A confidential report complied by the Consortium on Financing Higher Education, a group of 32 private colleges and universities, reveled last spring that the average SAT scores of Black students were lower compared to those of white students. The report stated that the average score for Black students in Harvard's Class of 1995 is 1290, while the average score of whites is 1400.
Fitzsimmons refuses to confirm or refute the consortium's statistics, but said last year that Harvard does belong to the consortium and participates in its studies. He also says that the scores of any particular subgroups show that "all minority groups are well within the normal range for the institution as a whole."
Mark Stonecypher, a white male student rejected by Harvard last year, filed a complaint last year with the Department of Education charging Harvard with reverse discrimination. Though the complaint was dismissed last year, the Stonecypher charges embody the ongoing debate in implementing affirmative action: is the "College sacrificing academic quality for diversity?
Stonecypher's complaint addressed "all Black minority students that applied to Harvard receiving special treatment." He singled out his high school classmate Eugenia Kay Harris, a Black female, who was accepted to Harvard. Stonecypher, a sophomore at Vanderbilt, was rejected by Harvard in the spring of 1993.
The complaint claimed that Harris had lower standardized test scores and took a less rigorous course load than Stonecypher. It also alleged that Harris failed to meet the application deadline.
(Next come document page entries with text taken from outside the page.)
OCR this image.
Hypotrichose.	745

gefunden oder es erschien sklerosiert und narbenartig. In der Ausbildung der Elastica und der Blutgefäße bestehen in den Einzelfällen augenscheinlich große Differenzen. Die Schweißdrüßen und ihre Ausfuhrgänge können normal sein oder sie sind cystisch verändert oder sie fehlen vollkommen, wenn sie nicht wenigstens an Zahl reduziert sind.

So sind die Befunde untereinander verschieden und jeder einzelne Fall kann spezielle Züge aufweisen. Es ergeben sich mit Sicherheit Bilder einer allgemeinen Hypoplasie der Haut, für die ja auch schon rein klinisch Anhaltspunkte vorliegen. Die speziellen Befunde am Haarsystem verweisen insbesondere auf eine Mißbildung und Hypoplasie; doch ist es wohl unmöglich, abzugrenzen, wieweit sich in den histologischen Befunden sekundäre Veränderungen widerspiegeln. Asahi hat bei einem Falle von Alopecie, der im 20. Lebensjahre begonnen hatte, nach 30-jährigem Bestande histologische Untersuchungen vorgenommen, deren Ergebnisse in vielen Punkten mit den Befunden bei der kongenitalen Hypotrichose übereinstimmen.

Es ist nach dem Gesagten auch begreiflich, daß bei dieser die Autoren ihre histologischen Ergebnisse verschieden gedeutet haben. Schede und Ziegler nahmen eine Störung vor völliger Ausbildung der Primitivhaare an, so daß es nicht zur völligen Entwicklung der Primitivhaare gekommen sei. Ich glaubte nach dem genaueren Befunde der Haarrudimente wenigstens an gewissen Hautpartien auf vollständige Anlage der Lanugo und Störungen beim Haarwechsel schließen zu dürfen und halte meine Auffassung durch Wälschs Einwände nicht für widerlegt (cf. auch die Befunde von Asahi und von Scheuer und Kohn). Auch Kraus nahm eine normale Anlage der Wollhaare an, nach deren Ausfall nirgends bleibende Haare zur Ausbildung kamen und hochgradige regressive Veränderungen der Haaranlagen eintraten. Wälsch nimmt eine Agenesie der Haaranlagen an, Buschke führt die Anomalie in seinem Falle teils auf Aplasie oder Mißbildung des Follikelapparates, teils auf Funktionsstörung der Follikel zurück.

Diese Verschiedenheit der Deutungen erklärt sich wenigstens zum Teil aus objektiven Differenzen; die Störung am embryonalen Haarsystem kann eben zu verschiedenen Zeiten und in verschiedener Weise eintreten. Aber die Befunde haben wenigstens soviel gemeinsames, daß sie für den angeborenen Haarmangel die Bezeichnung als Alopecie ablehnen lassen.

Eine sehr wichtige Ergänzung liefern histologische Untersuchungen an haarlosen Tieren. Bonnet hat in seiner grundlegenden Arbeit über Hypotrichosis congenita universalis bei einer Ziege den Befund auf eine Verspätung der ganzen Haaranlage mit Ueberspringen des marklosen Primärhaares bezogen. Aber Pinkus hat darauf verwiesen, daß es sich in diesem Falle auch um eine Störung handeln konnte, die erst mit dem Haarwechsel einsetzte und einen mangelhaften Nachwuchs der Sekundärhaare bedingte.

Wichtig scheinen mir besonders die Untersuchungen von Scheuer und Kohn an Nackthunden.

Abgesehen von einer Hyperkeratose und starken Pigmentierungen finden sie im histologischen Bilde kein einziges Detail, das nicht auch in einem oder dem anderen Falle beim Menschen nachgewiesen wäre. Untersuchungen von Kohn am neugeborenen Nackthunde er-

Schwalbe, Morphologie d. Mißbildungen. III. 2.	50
Harris, the class valedictorian, denied that she took less demanding classes. Many teachers at the Birmingham, Alabama high school Harris and Stonecypher attended, said earlier this year that Harris was a "class leader" and was more outgoing and more involved in extracurricular activities than Stonecypher.
He charged that on the basis of academic merit, he should have been accepted to Harvard's Class of 1997.
But according to the Department of Education's Office of Civil Right's (OCR) report, obtained by The Crimson under the Freedom of Information Act, Harvard does not favor certain applicants based on their racial or ethnic background.
"OCR determined that the admissions policies and procedures do treat applicants differently on the basis of race, but that the University proffered its interest in diversity among its students as a legitimate nondiscriminatory justification for the different treatment," the report states.
"The University considers the applications of hundreds and sometimes more than 1,000 applicants who apply after the application deadline," according to a memo by OCR Branch Chief Ralph D'Amico.
D'Amico quoted Associate Director of Admissions Rosemary M. Green as saying the deadline is flexible because "18-year-olds are under enough pressure to meet deadlines as it is."
Fitzsimmons says he feels vindicated by the Department's findings.
"Our feeling is that we dealt with Mr. Stonecypher in the same straight-forward way we dealt with any applicant," Fitzsimmons says.